There are 45 replies in this Thread which was already clicked 461 times. The last Post () by UK Man.

Buenos Aires restaurants’ standard of cleanliness

  • I’ve been reluctant to bring this up, but I’m genuinely appalled at the accepted level of filth in even highly-respected restaurants. Dubious-looking rags are used to “clean” tables between guests, after which the cutlery is often placed directly on the same rag-swept placemats. Salt shakers, olive oil bottles, menus, etc seem to be de-greased very seldom, if ever.

    The bathrooms - don’t get me started on those open containers of used papel hygienico - seem NEVER to be hit with a mop or disinfectant.

    Do cooks and servers wash their hands? Does the Health Department conduct random inspections? And if so, is a restaurant ever closed for hygiene reasons? Or is this just another, potentially deadly, example of money changing hands to avoid regulation and inspection?

    Or perhaps inspections are not even considered necessary? :shoot-me:

    As one who loves Argentina, I object to casual “third world” references. But this extremely low standard of hygiene is strictly third world, and it should be unacceptable to all.

  • I prefer to eat out in cheaper 'choripan' places and while Argentina is not top of the tree when it comes to health and safety, I pretty much accept that standards in such places are not up to par.

    Frankly, I'd rather pay half of what they charge in so many of these poncey restaurants with dismissive service and spend my money in a shack.

  • We love neighborhood dives as well, but that’s a bit beside the point, isn’t it? Either there is a baseline standard or there isn’t, surely? Are there inspections?
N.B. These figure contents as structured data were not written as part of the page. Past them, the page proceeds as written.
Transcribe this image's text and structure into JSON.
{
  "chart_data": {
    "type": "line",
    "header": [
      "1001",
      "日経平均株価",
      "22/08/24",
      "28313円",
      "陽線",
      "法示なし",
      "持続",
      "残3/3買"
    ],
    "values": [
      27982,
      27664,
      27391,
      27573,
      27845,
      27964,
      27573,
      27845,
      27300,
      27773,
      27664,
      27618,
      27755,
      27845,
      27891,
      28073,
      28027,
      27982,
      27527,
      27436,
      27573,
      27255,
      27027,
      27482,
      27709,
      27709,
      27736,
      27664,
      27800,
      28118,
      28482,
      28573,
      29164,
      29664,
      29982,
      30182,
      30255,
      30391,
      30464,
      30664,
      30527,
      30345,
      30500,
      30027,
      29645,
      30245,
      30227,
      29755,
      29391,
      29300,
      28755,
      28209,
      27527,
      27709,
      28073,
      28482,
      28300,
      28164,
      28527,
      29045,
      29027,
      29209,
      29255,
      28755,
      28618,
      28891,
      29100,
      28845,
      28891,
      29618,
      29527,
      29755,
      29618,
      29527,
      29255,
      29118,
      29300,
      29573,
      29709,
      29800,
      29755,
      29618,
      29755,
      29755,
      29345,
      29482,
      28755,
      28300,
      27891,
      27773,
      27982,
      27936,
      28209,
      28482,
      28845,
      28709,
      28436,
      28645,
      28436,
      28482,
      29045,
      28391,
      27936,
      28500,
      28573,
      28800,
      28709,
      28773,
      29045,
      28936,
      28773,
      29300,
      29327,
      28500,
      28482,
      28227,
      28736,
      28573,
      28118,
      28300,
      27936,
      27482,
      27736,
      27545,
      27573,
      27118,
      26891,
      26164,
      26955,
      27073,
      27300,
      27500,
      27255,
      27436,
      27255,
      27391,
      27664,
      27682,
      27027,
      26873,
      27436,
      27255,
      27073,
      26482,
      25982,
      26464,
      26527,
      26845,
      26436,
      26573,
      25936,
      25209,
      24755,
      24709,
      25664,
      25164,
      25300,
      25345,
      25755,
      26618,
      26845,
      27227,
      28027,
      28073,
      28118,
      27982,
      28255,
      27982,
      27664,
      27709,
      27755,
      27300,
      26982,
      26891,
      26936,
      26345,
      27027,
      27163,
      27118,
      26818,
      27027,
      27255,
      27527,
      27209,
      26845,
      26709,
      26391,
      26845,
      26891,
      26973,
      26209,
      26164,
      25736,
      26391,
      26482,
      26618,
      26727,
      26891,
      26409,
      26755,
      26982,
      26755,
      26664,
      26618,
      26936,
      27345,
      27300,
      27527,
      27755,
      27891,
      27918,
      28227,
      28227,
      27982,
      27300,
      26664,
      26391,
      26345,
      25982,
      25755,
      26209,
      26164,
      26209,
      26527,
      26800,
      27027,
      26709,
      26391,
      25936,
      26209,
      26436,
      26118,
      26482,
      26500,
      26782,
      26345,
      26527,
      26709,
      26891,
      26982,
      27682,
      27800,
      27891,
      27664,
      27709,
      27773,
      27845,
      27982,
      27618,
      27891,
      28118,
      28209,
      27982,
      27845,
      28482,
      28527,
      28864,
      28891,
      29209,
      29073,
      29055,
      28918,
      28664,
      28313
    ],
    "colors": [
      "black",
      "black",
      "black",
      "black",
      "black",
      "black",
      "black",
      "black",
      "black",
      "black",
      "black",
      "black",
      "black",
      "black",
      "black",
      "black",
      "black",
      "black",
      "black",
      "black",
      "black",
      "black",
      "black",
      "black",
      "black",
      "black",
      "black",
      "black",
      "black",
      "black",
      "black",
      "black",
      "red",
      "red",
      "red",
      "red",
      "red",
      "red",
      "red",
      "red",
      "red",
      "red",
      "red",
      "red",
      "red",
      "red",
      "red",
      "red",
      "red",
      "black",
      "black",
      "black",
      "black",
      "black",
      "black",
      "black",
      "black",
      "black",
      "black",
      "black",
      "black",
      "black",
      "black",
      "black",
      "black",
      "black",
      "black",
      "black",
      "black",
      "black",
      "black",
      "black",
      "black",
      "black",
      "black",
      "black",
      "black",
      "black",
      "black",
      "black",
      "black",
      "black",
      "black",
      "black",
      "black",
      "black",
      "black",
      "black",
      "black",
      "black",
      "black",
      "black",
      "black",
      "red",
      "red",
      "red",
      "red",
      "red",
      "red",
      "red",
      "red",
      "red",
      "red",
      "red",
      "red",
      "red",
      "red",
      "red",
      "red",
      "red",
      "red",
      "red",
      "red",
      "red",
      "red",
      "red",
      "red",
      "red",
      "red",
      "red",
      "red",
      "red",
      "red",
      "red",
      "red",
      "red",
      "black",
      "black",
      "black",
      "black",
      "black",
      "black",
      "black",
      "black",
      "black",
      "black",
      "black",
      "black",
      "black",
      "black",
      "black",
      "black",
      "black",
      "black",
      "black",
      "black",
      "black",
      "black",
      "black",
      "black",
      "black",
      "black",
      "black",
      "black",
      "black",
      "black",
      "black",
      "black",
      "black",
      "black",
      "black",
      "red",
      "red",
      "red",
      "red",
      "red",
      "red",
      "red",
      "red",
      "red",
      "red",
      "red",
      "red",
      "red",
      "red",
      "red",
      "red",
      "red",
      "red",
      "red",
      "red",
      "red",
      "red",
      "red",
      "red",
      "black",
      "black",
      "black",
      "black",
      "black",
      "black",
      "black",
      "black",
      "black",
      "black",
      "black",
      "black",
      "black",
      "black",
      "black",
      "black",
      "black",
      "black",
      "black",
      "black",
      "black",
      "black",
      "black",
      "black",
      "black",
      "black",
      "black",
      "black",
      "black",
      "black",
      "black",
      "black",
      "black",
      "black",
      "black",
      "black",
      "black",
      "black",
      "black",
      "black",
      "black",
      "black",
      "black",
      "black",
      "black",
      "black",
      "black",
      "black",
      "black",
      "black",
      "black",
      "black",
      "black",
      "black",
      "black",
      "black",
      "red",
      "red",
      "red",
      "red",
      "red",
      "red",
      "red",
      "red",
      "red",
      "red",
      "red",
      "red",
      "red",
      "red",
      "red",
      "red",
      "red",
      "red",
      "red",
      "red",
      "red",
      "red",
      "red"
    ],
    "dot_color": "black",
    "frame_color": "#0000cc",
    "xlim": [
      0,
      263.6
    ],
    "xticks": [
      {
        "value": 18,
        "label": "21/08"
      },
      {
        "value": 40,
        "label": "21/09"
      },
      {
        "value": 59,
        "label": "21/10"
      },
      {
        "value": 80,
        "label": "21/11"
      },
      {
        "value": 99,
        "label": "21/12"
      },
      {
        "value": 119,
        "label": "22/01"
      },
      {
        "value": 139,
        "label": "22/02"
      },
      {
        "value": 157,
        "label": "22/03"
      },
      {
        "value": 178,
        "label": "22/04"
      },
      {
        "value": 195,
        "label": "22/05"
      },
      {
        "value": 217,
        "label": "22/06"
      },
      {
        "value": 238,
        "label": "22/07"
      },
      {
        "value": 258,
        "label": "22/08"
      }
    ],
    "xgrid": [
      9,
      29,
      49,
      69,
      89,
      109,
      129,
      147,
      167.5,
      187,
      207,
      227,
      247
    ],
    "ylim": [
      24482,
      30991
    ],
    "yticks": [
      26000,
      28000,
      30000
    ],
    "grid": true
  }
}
Ever?

    GlasgowJohn , are you saying that none of the restaurants and cafes where you live have open-topped containers requesting that used papel hygienico be thrown there? (Where flies can land before landing on the food being prepared…)

    We went to a vile restaurant in Las Cañitas earlier this week. So much worse than the bad-enough normal, especially the bathrooms, which sported these signs:

  • I've posted on here before we have a food serving cafe called Dickens where street dogs are welcome. That tells you H&S standards aren't taken that seriously. We do go in for a coffee every year just to see how the now famous Corchito is getting on.

  • Some bathrooms in the interior insist that you place used toilet roll in the bin provided presumably because the have a septic tank.



  • I ate out nearly every night for 11 weeks earlier this year. Only 2 of those weeks in the city more or less. 6 weeks in Olivos and the rest in Salta and Bariloche. I don’t recall encountering anything that bothered me in the ways you say though toilets can be an issue here and there but even then not that often.

  • It’s been a few years since we’ve been in either Salta or Bariloche, so I simply don’t remember the bathrooms. But here in BsAs, the open cesta seems to be more the rule than the exception. Even in very highly respected restaurants. Unbelievable.

    The Paris of the South seems not have followed the Actual Paris in its post-WWII modernization. While the countryside and the outskirts of Paris still had some appalling bathroom setups (including what was euphemistically called “Asian style”) as late as the 1990’s, in the city itself they were in the distant past 30-40 years ago. Why not in Buenos Aires, which was still in its heyday then? It’s crazy.

  • I think that's one of those holes in the chinaware with two areas for your feet and you squat over the black hole.

    Holding on while you do your business is another task altogether!

    Ropes, shackles and pulleys may be required.

    My fault! I was thinking tacho but wrote cesta; no idea why. What you’re describing, Splinter , is the Asian style. The open tacho is just a non-lidded trash container.

  • Oh so you mean a bin for tissue and sanitary items?

    Well, to be honest, whilst we don't have such things in His Majesty's United Kingdom, I think you still find them in some corners of Europe.

    I don't bat an eyelid about such things when I travel. I expect things to be different in other countries.

  • In several buildings, plumbing issues mean no paper in the toilet. I found it appalling, but apparently is very common... in Africa.

    Even in my school we have to throw the toilet paper in a bin, instead of flushing it down the toilet. And it is not from 1800, Id' say from the '50s. Ewwwwws!

  • Pretty much Cave Man era. But it bothers me only in restaurants, where I can’t help wondering what other hygiene standards are ignored.

    And yes, Bombonera , it doesn’t really bother me that much in eastern Turkey or Zimbabwe, where there are health hazards all around. But in an International city, I just feel there is no excuse.

  • Bangkok, no clue. Kuala Lumpur? Have never been there, but in Malaysia, we spent some time in the ethereal natural beauty of Penang. Waited outside a ladies’ room in a downtown restaurant for a LONG time on a rainy day. When I got in, there was a pair of muddy footprints on the seat. Asian style. It’s just a funny travel moment I remembered, but I don’t remember being urged to toss all paper in the bin. Mostly just here.